Here’s the take on recession from freemarketnews.com
“Generally speaking, a recession is a prolonged period of time where the economy is contracting. During a recession, you will most likely see consumers spending less money and saving more, a subsequent decline in the stock market, a rise in unemployment, and a decline in real estate prices.
The idea is that the economy has to have periods of contraction after years of expansions.
From 1991 to today our economy has been constantly growing. Some Economists might argue that we did go through a recession in 2001. I disagree. Although we did have some characteristics that were indicative of a recession, we also had some glaring omissions. How can we have a recession that only lasts one quarter, especially after we just came off a major stock market bubble? Why would real estate prices continue to rise in a time of less spending and more saving?
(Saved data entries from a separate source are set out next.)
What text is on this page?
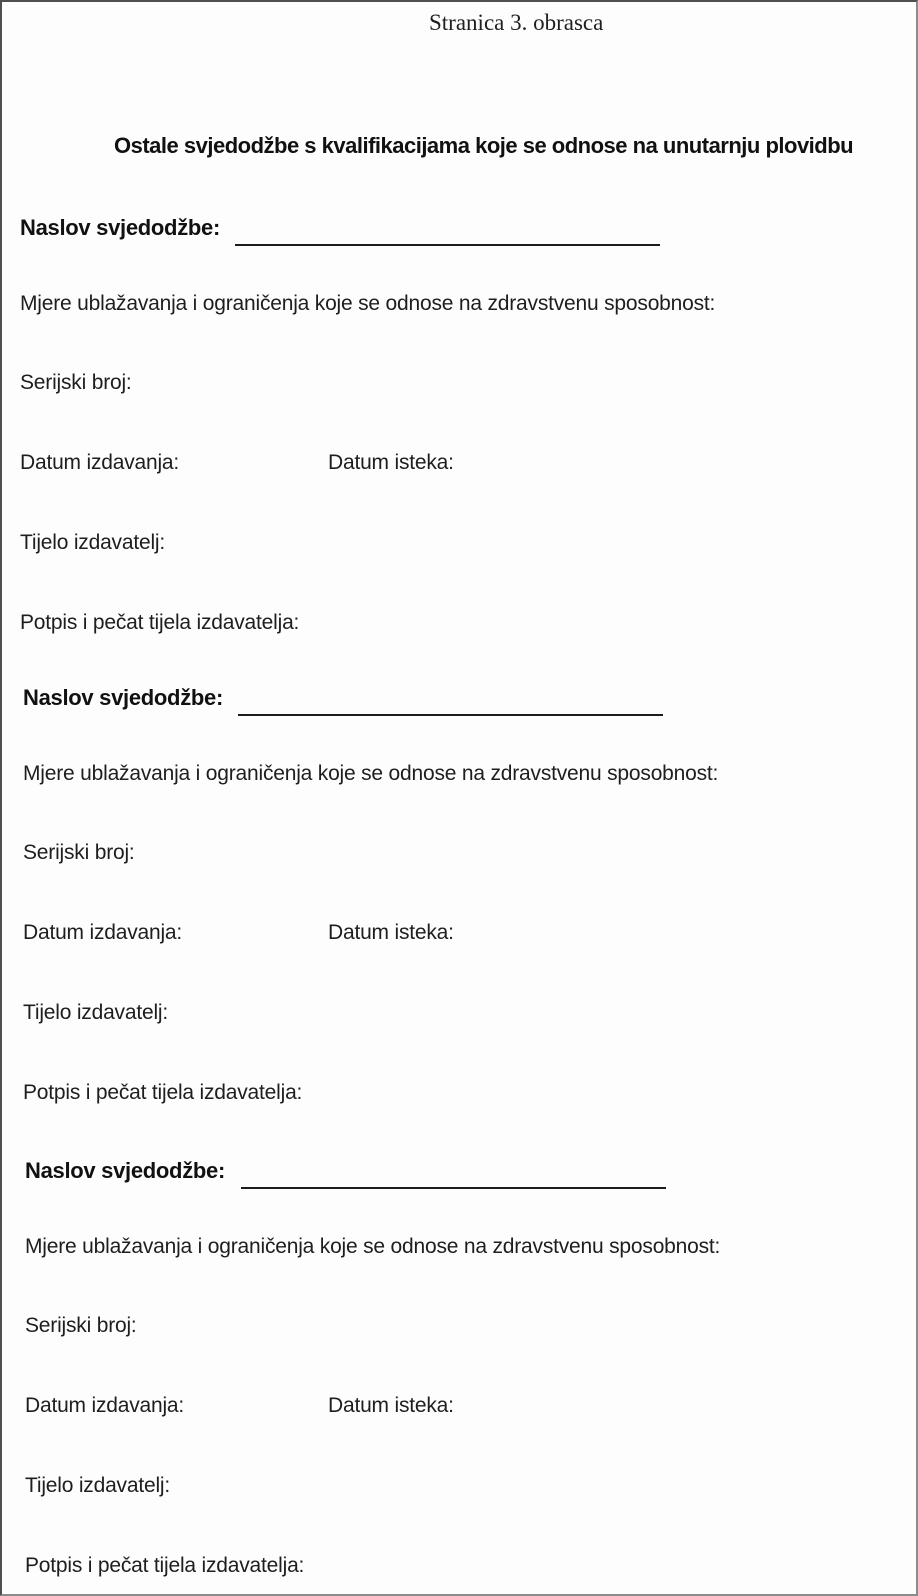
Stranica 3. obrasca
Ostale svjedodžbe s kvalifikacijama koje se odnose na unutarnju plovidbu
Naslov svjedodžbe:
Mjere ublažavanja i ograničenja koje se odnose na zdravstvenu sposobnost:
Serijski broj:
Datum izdavanja:	Datum isteka:
Tijelo izdavatelj:
Potpis i pečat tijela izdavatelja:
Naslov svjedodžbe:
Mjere ublažavanja i ograničenja koje se odnose na zdravstvenu sposobnost:
Serijski broj:
Datum izdavanja:	Datum isteka:
Tijelo izdavatelj:
Potpis i pečat tijela izdavatelja:
Naslov svjedodžbe:
Mjere ublažavanja i ograničenja koje se odnose na zdravstvenu sposobnost:
Serijski broj:
Datum izdavanja:	Datum isteka:
Tijelo izdavatelj:
Potpis i pečat tijela izdavatelja:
In either case, the recession that is to come will be a multi year recession that will serve to slow down this economy that has been wildly expanding over the last decade and a half.
I see the commodity markets as the premier place to invest during this upcoming recession. Like the recession of the 1970s, I also expect to see rising inflation and soaring commodity prices. Whether you invest in the metals markets, agriculture, or basic raw materials, I believe that positioning your wealth towards commodities will best position you to ride out this housing burst and subsequent recession.”
What I am interested in: is the 1970’s like today? I know that the low global interest rates fueled a liquidity glut that took several years to bring up inflation and it is now happening, and that’s why many central banks are busy raising interest rates. How bad will inflation get? How far will they have to raise?